In contracts, the leverage long and short ratio is 1:0.5 (long one lot, close short two lots), and vice versa for short positions. This can reduce costs and increase capital utilization. At the same time, the risk of leverage is also very low. For example, if there is a significant market fluctuation when placing an order, it may result in losses or inability to profit. Therefore, the full position strategy in contracts is also called “full position hammering”. Full position hammering refers to delivering and settling all positions in a certain proportion. When all positions are added with the same quantity, it will cause losses and affect the overall market price.

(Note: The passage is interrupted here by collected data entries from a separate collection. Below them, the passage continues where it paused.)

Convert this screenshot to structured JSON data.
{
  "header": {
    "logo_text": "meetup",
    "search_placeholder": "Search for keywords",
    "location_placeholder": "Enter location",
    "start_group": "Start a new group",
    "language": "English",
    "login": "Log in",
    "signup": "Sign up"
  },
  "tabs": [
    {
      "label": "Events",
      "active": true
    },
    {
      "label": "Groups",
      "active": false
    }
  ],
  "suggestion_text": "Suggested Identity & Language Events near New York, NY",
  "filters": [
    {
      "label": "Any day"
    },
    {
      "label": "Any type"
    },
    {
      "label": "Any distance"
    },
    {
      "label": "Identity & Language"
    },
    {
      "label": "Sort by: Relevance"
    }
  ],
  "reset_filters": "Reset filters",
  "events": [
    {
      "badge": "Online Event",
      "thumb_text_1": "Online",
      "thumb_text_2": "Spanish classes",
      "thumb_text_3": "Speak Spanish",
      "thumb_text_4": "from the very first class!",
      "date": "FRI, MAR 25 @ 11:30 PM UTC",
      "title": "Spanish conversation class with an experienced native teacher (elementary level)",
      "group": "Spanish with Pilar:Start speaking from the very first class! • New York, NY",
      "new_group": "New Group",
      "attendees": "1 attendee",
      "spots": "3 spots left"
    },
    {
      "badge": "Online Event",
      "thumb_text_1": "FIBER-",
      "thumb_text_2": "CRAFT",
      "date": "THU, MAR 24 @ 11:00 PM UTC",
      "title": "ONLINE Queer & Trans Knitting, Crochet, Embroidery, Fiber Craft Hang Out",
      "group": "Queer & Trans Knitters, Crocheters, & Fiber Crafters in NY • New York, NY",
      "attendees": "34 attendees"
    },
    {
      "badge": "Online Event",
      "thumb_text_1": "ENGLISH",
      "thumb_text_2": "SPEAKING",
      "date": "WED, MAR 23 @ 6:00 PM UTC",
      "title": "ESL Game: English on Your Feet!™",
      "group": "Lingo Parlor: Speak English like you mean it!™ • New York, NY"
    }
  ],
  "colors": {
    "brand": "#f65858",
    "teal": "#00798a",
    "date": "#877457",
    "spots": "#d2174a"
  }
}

Full position hammering is also known as the “trading without restrictions” trading mode, which allows investors to freely switch between multiple currencies. There are mainly two types of strategies: one is to open short positions with full position, and the other is to partially close positions in batches to increase profits. Another type is to open long positions in both directions, which avoids high-frequency trading and increases the probability of margin calls. The third type is full position canceling, which can control the positions of large holders and reduce the risks of major players.
Contract Margin Call
Golden Analysis: According to OKEx data monitoring, as of now, the ratio of long and short positions in Bitfinex exchange’s BTC in the past 24 hours is 60%/40%; in Huobi’s quarterly contract BTC perpetual elite accounts, the average long position ratio is 15.38%, and the average short position ratio is 19.42%, with a short position advantage. According to the market, after a significant volatility over the weekend, BTC liquidated across the board yesterday. Among them, OKEX’s BTC long positions were liquidated twice, with a total liquidation amount of $57 million.
From the market, the Bitcoin market is in a high-level volatile zone in an upward trend, but with the overnight plunge, some investors’ liquidation behavior occurred, and the spot price showed a significant downward trend. There will be some retracement in the short-term rise, but if it can stabilize above $47,000, it can consider some rebound recovery.